I'll just carry on mostly with what I'm doing. Children in general do know too much and get too much and get away with doing too little mine included and it's difficult to change I'm working on that it's a learning curve for sure. We can only do our best.

ScreamingValenta Sat 23-Feb-19 23:36:25

Children and those who haven't got children don't understand what responsibility is

confused

PurpleDaisies Sat 23-Feb-19 23:32:07

Children and those who haven't got children don't understand what responsibility is - the children shouldn't have to, the adults should

Oh good. Since I can’t uberstabd responsibility, I must have been given mine by mistake. Who can I give them back to?

onthenaughtystepagain Sat 23-Feb-19 23:20:36

No, they are not always the most important thing. Prioritise feeding, sheltering and taking care of their needs. They do not get to decide what takeaway we get, what programme we watch, when we leave the restaurant.
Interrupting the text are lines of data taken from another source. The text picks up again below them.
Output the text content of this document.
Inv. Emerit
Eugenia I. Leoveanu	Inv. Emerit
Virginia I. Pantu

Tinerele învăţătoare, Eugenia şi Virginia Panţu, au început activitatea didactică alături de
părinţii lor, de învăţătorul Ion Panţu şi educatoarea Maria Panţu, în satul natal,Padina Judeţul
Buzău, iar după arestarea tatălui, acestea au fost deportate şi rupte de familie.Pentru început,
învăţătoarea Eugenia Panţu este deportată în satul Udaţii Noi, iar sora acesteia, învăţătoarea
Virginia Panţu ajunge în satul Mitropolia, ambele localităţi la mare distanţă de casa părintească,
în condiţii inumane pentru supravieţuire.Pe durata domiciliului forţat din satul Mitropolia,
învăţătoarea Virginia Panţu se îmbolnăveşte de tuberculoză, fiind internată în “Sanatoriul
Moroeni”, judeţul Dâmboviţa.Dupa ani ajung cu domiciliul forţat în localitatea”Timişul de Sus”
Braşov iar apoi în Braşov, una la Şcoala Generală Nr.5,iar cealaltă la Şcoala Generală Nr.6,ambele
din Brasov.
They're children, and I am their parent, not their best friend.

At last, some sense!
Reading through these posts where the child must always come first one can understand why so many children struggle at school when they are shocked to learn that they are not the centre of the known universe.

Dontbesogross Sat 23-Feb-19 23:16:10

I’m a childless teacher and have been in the job for longer than some of your kids have been alive, does that mean I have no responsibility?

Someone please come and tell all my students parents that 😂

MamaDane Sat 23-Feb-19 22:59:56

Oh and I'm talking about relatives not strangers through.
My DP would be above any random child of course grin

MamaDane Sat 23-Feb-19 22:56:31

Personally I think: adults' wants > children's wants, but children's needs > adults' needs as well as children's needs > adults' wants and adults' needs > children's wants.

Obviously it still depends on the individual situation.

Oliversmumsarmy Sat 23-Feb-19 22:48:09

Have seen quite a few dcs at 18 live at home - unemployed and directionless - was it because their parents didn't put them first? - it didn't look that way but I didn't live in their house, they were always pandered to quite a bit when we spent time together, it always looked like their needs and wants were more important than anyone else's

There is a difference between pandering to a child and getting to know that child, taking account of their personality and guiding them which takes a lot of input. Are you sure that in pandering to a child the adult isnt just buying time away from their children.

Also although not married Dp and I have been together nearly 40 years which means not every 25 year partnership is based on the adults putting themselves first.
Dp and I have only once been out together, on our own without the dc since they were born.

angelfacecuti75 Sat 23-Feb-19 21:05:25

I think you are right. Everyone has needs. I think of mine as a flexible approach sometimes the child needs it (attention etc) amd then sometimes the adult needs it. Not on a neglectful scale obviously, just to stop you from going insane mainly lol.